CORTE DI CASSAZIONE – Ordinanza 23 marzo 2021, n. 8034
Tributi – Accertamento – Società – Assenza di reddito – Disciplina delle società non operative – Disapplicazione – Partecipazione in società di capitali – Mancata distribuzione di dividendi della società partecipata – Destinazione al rafforzamento patrimoniale
Ritenuto che
L’Agenzia delle Entrate ricorre a questa Corte per la cassazione della sentenza della CTR della Lombardia che ha respinto l’appello contro la sentenza della CTP di Milano che ha annullato l’accertamento a carico della O. Srl per l’anno di imposta 2006.

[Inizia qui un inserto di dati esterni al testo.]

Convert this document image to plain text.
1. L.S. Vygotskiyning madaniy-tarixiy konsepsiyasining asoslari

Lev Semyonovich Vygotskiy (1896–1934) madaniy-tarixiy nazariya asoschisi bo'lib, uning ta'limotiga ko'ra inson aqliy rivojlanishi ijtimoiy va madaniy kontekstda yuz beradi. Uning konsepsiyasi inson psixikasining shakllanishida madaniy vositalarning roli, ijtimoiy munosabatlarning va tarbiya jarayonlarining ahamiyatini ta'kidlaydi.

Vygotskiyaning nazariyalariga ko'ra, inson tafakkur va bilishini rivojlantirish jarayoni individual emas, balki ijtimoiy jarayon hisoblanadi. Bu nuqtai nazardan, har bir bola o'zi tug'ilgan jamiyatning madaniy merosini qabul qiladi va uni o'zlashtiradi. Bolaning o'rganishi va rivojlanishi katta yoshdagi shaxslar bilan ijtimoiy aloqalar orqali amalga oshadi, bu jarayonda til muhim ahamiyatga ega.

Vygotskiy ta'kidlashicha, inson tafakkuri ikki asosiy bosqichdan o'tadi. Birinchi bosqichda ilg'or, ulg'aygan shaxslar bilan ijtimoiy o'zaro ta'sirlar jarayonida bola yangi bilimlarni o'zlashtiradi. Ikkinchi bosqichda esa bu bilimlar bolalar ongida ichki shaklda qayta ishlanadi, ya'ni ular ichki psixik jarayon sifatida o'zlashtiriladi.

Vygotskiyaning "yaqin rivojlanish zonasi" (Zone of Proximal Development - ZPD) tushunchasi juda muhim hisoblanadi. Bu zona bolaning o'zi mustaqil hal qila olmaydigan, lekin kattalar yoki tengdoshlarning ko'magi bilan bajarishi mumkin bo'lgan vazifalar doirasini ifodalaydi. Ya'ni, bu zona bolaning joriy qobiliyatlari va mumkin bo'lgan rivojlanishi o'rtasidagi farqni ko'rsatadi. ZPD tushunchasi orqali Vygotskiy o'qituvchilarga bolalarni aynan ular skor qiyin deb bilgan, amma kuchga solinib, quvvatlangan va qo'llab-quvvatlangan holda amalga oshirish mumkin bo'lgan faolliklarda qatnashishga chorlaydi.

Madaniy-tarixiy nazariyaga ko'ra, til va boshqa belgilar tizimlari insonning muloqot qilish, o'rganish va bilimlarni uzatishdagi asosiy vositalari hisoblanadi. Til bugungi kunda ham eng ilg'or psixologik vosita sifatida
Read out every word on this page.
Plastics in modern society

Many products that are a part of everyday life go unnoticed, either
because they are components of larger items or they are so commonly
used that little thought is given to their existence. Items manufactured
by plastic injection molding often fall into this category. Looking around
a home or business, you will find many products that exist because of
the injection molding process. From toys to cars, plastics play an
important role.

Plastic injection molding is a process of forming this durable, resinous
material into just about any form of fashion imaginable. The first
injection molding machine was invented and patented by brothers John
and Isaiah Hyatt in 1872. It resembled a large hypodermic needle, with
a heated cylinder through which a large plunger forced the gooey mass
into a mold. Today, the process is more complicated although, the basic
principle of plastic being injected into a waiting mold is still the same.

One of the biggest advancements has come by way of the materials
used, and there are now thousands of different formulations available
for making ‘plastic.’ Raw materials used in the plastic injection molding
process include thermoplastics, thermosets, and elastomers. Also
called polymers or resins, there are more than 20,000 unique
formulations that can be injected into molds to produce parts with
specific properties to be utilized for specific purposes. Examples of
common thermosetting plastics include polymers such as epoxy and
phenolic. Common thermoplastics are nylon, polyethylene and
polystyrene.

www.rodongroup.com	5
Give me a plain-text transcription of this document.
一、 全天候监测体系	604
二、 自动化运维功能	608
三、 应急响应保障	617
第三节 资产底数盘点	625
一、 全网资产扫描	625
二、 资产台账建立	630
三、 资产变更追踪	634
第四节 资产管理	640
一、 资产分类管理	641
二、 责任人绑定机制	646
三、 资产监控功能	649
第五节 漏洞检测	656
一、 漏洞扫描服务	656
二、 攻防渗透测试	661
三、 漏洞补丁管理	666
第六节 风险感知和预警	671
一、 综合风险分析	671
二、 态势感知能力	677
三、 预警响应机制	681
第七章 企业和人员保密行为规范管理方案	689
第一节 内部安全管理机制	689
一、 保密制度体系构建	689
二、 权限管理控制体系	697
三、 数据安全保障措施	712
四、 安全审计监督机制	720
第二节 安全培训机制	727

L’avviso di accertamento era motivato con riferimento alla disciplina delle società non operative, di cui all’art. 30 legge 724 del 1994, atteso che dall’unica attività della società, la partecipazione in O. Industriale srl, non era derivato alcun reddito da percezione di dividendi.
La società impugnava l’avviso deducendo che ciò era dovuto al fatto che la partecipata O. Industriale srl per quell’anno di imposta aveva deliberato di non distribuire dividendi, destinando gli importi al proprio rafforzamento patrimoniale.
La CTP accoglieva il ricorso e la CTR rigettava l’appello dell’ufficio.
L’Agenzia ricorre a questa Corte sulla base di due motivi.
Resiste la società con controricorso.
La società ha depositato memoria del 6.10.2020.
Considerato che
Con il primo motivo l’ufficio deduce falsa applicazione dell’art. 30 legge 724 del 1994 ai sensi dell’art. 360 n. 5 c.p.c.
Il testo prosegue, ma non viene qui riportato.